Teknoloji olmasaydı, bu süreçte işlerimizi devam ettirmek ve iletişimimizi kesintisiz bir şekilde sürdürmek mümkün olmayacaktı. Yeni normal ile değer yargılarımız, yaşantımız, alışkanlıklarımız, ritüellerimizin yanında; iş süreçlerinde de temel değişimler gözlemleyeceğiz. Evden çalışmak, “yeni normal”in temelini oluşturan yapı taşlarının başında geliyor. Pandemi, insanlık tarihinde şimdiye kadar gerçekleşen en büyük “evden çalışma” deneyi ile devam etmekte. Korona sonrasında, insanlar bu süreçte öğrendikleri ve deneyimledikleri uzaktan çalışma kültürünü, “yeni normal”lerine taşıyor olacaklar.
Bununla birlikte, artık kesin olan eğitimin yeni normalinde de online eğitimler önemli bir yer alacak, ancak eğitim süreçlerinin tümünün online’a taşınmasını beklemek, tamamen “uzaktan çalışmaya geçeceğiz” gibi iddialı, çok da gerçekçi olmayan bir yaklaşım. Önümüzdeki dönemde, dijital teknolojilerin eğitime entegrasyonunun daha da hızlanacağı ve online eğitimin müfredatın ayrılmaz bir parçası olacağı da oldukça muhtemel.

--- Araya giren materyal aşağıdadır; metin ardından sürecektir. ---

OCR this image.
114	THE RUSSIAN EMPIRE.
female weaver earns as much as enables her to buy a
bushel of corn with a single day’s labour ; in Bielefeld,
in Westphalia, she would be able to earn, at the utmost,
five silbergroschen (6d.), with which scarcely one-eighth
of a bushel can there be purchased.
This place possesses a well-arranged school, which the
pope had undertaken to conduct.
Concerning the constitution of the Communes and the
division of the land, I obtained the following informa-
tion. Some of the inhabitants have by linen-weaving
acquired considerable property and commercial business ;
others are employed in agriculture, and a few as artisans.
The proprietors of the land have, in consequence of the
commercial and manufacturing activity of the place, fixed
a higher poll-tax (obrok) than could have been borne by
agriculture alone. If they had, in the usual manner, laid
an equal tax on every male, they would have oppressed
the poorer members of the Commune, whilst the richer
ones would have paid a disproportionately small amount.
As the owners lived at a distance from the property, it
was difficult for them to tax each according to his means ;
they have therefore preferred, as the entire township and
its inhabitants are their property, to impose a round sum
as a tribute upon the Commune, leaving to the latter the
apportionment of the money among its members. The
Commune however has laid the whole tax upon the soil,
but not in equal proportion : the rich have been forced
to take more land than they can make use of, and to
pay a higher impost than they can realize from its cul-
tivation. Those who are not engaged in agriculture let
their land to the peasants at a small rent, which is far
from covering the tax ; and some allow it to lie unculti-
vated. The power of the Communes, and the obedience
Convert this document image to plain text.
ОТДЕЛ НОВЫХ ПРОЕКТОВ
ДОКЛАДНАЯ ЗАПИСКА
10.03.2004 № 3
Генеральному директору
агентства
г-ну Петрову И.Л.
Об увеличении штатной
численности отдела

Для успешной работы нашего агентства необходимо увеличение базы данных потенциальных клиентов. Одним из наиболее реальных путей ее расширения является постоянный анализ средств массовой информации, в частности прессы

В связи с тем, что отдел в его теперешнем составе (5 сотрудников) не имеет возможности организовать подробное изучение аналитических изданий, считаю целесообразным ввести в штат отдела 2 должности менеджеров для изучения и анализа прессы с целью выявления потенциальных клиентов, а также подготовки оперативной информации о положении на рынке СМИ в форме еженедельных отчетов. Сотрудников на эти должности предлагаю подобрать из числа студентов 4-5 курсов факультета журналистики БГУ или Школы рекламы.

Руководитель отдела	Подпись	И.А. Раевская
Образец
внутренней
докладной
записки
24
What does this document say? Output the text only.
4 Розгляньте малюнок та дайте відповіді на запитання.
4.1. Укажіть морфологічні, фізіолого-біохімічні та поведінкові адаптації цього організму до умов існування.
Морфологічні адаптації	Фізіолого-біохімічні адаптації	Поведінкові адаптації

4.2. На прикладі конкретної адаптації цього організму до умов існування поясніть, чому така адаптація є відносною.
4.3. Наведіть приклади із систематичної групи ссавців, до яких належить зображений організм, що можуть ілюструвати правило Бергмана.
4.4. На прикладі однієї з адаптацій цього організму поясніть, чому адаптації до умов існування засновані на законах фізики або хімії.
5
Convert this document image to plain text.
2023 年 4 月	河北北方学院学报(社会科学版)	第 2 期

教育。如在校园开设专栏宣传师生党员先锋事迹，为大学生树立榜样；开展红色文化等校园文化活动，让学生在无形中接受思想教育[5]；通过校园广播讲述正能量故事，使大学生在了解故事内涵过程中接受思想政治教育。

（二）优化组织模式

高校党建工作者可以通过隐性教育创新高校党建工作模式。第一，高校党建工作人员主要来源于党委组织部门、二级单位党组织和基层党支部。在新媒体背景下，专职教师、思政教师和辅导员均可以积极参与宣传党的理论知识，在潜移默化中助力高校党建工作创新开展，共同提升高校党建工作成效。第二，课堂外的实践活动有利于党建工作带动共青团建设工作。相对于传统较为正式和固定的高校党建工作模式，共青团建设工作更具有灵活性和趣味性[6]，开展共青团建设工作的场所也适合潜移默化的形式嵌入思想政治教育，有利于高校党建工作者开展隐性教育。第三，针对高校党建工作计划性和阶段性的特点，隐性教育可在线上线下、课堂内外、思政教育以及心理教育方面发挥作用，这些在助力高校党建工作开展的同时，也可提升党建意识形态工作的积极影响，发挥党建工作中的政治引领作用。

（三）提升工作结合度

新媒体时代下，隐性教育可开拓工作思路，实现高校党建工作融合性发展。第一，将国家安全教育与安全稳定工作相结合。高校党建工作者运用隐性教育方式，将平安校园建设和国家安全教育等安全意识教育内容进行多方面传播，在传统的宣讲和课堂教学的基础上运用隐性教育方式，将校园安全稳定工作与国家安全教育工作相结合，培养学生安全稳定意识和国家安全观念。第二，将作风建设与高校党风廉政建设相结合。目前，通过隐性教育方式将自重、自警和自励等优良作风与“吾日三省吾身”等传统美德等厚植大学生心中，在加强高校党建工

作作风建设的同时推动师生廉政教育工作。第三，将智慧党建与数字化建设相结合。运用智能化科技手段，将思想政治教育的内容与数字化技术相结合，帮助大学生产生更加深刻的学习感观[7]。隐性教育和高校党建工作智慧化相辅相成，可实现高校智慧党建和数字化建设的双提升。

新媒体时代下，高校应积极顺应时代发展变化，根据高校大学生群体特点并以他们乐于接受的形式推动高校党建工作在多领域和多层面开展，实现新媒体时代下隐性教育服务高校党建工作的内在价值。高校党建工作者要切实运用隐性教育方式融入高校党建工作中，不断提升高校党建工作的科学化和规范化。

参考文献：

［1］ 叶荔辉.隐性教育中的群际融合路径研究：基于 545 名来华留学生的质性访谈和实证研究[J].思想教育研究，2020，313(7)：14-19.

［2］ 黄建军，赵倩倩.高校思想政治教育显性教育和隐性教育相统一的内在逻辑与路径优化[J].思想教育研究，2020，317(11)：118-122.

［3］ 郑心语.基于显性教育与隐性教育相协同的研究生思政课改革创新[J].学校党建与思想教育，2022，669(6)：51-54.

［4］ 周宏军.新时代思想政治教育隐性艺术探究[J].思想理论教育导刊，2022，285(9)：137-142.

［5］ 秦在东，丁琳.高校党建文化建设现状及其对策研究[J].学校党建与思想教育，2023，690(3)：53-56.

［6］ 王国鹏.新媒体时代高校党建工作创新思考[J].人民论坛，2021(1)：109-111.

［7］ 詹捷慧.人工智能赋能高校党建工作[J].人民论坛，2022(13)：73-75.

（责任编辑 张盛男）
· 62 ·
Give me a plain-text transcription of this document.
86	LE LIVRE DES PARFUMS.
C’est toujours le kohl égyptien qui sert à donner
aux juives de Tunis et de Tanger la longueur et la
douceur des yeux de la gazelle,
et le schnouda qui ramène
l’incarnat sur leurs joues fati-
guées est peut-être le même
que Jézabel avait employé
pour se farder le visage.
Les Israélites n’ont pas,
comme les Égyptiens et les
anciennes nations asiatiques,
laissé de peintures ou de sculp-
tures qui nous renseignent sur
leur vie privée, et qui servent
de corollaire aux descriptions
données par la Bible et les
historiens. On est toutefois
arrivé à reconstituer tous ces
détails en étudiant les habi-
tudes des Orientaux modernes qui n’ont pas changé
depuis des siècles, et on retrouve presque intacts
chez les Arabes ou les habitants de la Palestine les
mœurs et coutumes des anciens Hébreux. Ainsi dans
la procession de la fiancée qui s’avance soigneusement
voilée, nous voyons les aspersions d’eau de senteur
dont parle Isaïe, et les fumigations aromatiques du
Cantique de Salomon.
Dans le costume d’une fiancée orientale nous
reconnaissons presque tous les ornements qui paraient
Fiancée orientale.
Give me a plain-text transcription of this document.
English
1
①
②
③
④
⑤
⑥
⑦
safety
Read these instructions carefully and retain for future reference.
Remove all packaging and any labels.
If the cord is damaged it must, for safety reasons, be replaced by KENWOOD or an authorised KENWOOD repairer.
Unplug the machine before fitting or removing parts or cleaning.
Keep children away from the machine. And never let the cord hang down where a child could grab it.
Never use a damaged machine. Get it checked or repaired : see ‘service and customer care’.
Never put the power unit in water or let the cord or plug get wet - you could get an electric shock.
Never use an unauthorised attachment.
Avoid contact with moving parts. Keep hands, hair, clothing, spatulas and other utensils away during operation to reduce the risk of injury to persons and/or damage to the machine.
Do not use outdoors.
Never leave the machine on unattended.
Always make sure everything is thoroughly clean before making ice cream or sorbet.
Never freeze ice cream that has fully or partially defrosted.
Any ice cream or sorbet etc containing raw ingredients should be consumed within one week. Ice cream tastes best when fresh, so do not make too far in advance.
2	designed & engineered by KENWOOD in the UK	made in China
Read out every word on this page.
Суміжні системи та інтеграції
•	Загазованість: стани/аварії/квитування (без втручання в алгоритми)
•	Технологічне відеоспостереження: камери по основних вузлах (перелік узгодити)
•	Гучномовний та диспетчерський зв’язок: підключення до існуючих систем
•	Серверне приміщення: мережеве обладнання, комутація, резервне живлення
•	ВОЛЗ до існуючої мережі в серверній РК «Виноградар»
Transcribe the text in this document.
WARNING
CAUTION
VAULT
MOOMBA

Karantinada, evde kalmak zorunda olduğumuz dönem, her kesimden insanı video konferans uygulamaları ile tanıştırdı. Öyle ki, evden çalışırken, iş arkadaşlarımız ile iletişim sağlamaktan toplantılar gerçekleştirmeye, derslerimize devam etmeye, doğum günü, mezuniyet gibi özel günleri kutlamaktan berberlerimizden ya da kuaförlerimizden saçımızı düzeltmek için tüyolar almaya veya doktorlara, terapistlere danışmaya, “happyhour”lardan, sanat aktivitelerine webinar ve konferanslardan sanal yemek ve buluşmalara kadar hem işlerimizi, eğitimimizi devam ettirmek, hem de eğlenmek, izolasyondan sıyrılmak ve sosyalleşebilmek için video konferans uygulamaları oldukça önemli birer destekleyicimiz haline geldi. İlerleyen dönemlerde yaşantımıza, pandemi sürecinde kullanmak zorunda kaldığımız tüm uygulamaları taşımayacağız ancak belki de en çok kullanmaya devam edeceğimiz teknolojilerin başında video konferans uygulamaları gelecek.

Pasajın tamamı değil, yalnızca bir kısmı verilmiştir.